No entanto, se Nuzzi não está a caminho da redenção no sentido moral, até recentemente, a ressurreição de sua carreira parecia estar indo bem. Ela mora em Malibu agora e descreve festas com o tipo de pessoa que se preocupa com a presença de microplásticos em seus canudos de cocaína, pessoas que provavelmente não usarão contra ela sua cumplicidade com Kennedy. Em setembro, ela se tornou editora da Vanity Fair na Costa Oeste. Um retrato abstrato dela nua, que estará em exibição na Art Basel em Miami, supostamente aparece na edição de Hollywood da revista.

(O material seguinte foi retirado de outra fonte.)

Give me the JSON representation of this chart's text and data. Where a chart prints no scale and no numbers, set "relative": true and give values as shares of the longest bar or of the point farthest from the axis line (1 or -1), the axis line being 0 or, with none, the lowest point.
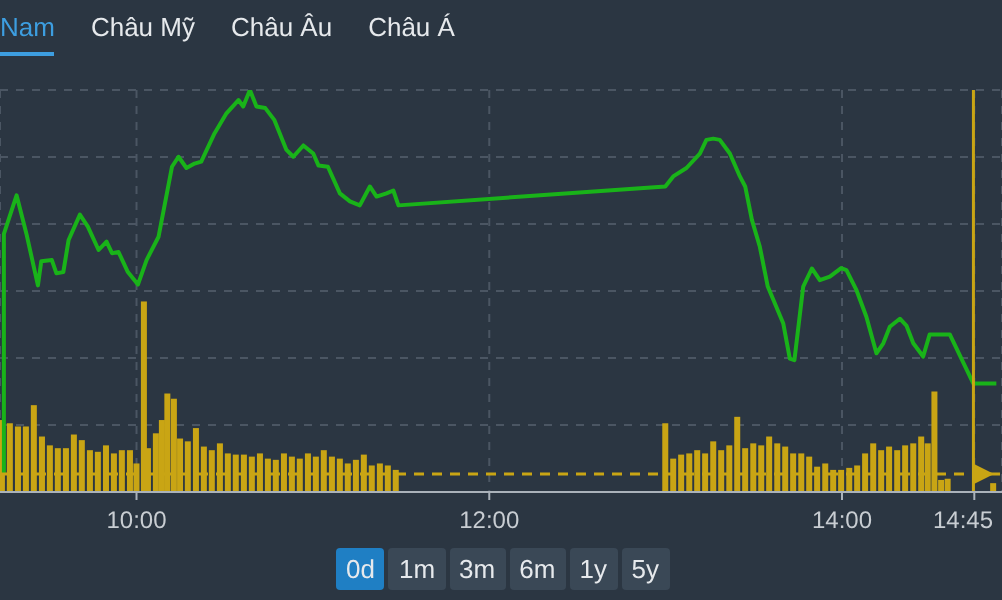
{
  "chart_data": {
    "type": "line",
    "relative": true,
    "xlim": [
      9.226,
      14.907
    ],
    "xticks": [
      {
        "value": 10,
        "label": "10:00"
      },
      {
        "value": 12,
        "label": "12:00"
      },
      {
        "value": 14,
        "label": "14:00"
      },
      {
        "value": 14.75,
        "label": "14:45"
      }
    ],
    "grid": true,
    "marker": "none",
    "line_style": "solid",
    "annotations": [
      "Nam",
      "Châu Mỹ",
      "Châu Âu",
      "Châu Á",
      "0d",
      "1m",
      "3m",
      "6m",
      "1y",
      "5y"
    ],
    "ref_lines": [
      {
        "axis": "y",
        "value": 0.045,
        "color": "#c9a514",
        "line_style": "dashed"
      },
      {
        "axis": "x",
        "value": 14.745,
        "color": "#c9a514",
        "line_style": "solid"
      }
    ],
    "series": [
      {
        "color": "#19b319",
        "x": [
          9.248,
          9.248,
          9.32,
          9.376,
          9.441,
          9.46,
          9.52,
          9.546,
          9.585,
          9.615,
          9.679,
          9.724,
          9.785,
          9.83,
          9.861,
          9.898,
          9.951,
          10.008,
          10.057,
          10.125,
          10.201,
          10.238,
          10.283,
          10.329,
          10.367,
          10.442,
          10.51,
          10.578,
          10.605,
          10.643,
          10.68,
          10.73,
          10.782,
          10.85,
          10.889,
          10.946,
          11.002,
          11.032,
          11.085,
          11.153,
          11.21,
          11.266,
          11.323,
          11.361,
          11.417,
          11.456,
          11.485,
          12.998,
          13.043,
          13.118,
          13.194,
          13.231,
          13.27,
          13.307,
          13.364,
          13.421,
          13.451,
          13.489,
          13.534,
          13.579,
          13.667,
          13.704,
          13.73,
          13.78,
          13.829,
          13.874,
          13.931,
          13.995,
          14.025,
          14.082,
          14.138,
          14.195,
          14.234,
          14.271,
          14.328,
          14.365,
          14.404,
          14.46,
          14.497,
          14.611,
          14.744,
          14.875
        ],
        "values": [
          0.045,
          0.642,
          0.738,
          0.642,
          0.514,
          0.574,
          0.577,
          0.544,
          0.547,
          0.627,
          0.69,
          0.66,
          0.602,
          0.623,
          0.594,
          0.597,
          0.547,
          0.516,
          0.577,
          0.635,
          0.809,
          0.834,
          0.806,
          0.817,
          0.822,
          0.892,
          0.942,
          0.975,
          0.959,
          1,
          0.959,
          0.955,
          0.925,
          0.851,
          0.834,
          0.862,
          0.842,
          0.812,
          0.809,
          0.743,
          0.723,
          0.713,
          0.76,
          0.735,
          0.743,
          0.75,
          0.713,
          0.76,
          0.785,
          0.806,
          0.842,
          0.876,
          0.879,
          0.876,
          0.842,
          0.785,
          0.76,
          0.677,
          0.61,
          0.511,
          0.419,
          0.332,
          0.328,
          0.511,
          0.556,
          0.527,
          0.536,
          0.557,
          0.552,
          0.502,
          0.436,
          0.345,
          0.37,
          0.411,
          0.431,
          0.414,
          0.37,
          0.337,
          0.392,
          0.392,
          0.27,
          0.27
        ]
      },
      {
        "type": "bar",
        "color": "#c9a514",
        "x": [
          9.237,
          9.282,
          9.328,
          9.373,
          9.418,
          9.464,
          9.509,
          9.554,
          9.6,
          9.645,
          9.69,
          9.736,
          9.781,
          9.827,
          9.872,
          9.917,
          9.963,
          10.0,
          10.042,
          10.065,
          10.11,
          10.144,
          10.175,
          10.212,
          10.247,
          10.291,
          10.337,
          10.382,
          10.427,
          10.473,
          10.518,
          10.563,
          10.609,
          10.654,
          10.7,
          10.745,
          10.79,
          10.836,
          10.881,
          10.926,
          10.972,
          11.017,
          11.062,
          11.108,
          11.153,
          11.198,
          11.244,
          11.289,
          11.334,
          11.38,
          11.425,
          11.47,
          12.998,
          13.043,
          13.088,
          13.134,
          13.179,
          13.224,
          13.27,
          13.315,
          13.361,
          13.406,
          13.451,
          13.497,
          13.542,
          13.587,
          13.633,
          13.678,
          13.723,
          13.769,
          13.814,
          13.859,
          13.905,
          13.95,
          13.995,
          14.041,
          14.086,
          14.131,
          14.177,
          14.222,
          14.267,
          14.313,
          14.358,
          14.404,
          14.449,
          14.486,
          14.524,
          14.562,
          14.599,
          14.857
        ],
        "values": [
          0.179,
          0.171,
          0.163,
          0.163,
          0.216,
          0.138,
          0.116,
          0.109,
          0.109,
          0.143,
          0.129,
          0.104,
          0.1,
          0.116,
          0.096,
          0.104,
          0.104,
          0.071,
          0.474,
          0.109,
          0.146,
          0.179,
          0.245,
          0.232,
          0.133,
          0.126,
          0.159,
          0.113,
          0.104,
          0.121,
          0.096,
          0.093,
          0.093,
          0.088,
          0.096,
          0.083,
          0.08,
          0.096,
          0.088,
          0.083,
          0.096,
          0.088,
          0.104,
          0.088,
          0.083,
          0.071,
          0.08,
          0.093,
          0.066,
          0.071,
          0.066,
          0.055,
          0.171,
          0.083,
          0.093,
          0.096,
          0.104,
          0.096,
          0.126,
          0.104,
          0.116,
          0.187,
          0.109,
          0.121,
          0.116,
          0.138,
          0.121,
          0.113,
          0.096,
          0.096,
          0.088,
          0.063,
          0.071,
          0.055,
          0.055,
          0.06,
          0.066,
          0.096,
          0.121,
          0.104,
          0.113,
          0.104,
          0.116,
          0.121,
          0.138,
          0.121,
          0.25,
          0.03,
          0.033,
          0.022
        ]
      }
    ]
  }
}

Os despachos obscenos de Lizza podem acabar impedindo o futuro de Nuzzi no jornalismo; O New York Times informou que a Vanity Fair está revendo seus laços com ela. Ao mesmo tempo, as postagens dele já despertaram o interesse pelo livro dela, assim como o livro dela elevou o boletim informativo online de Lizza. Depois que o relacionamento de Nuzzi com Kennedy se tornou público, escreveu ela, ela o aconselhou sobre controle de danos. “Pense em uma história como um incêndio”, disse ela. “Para impedir o progresso do incêndio, você priva a história de seu oxigênio: novas informações.”

Juntos, Lizza e Nuzzi mantêm aceso o fogo de suas reputações incineradas. Raramente o escândalo se pareceu tanto com arte performática.

Michelle Goldberg é colunista do New York Times.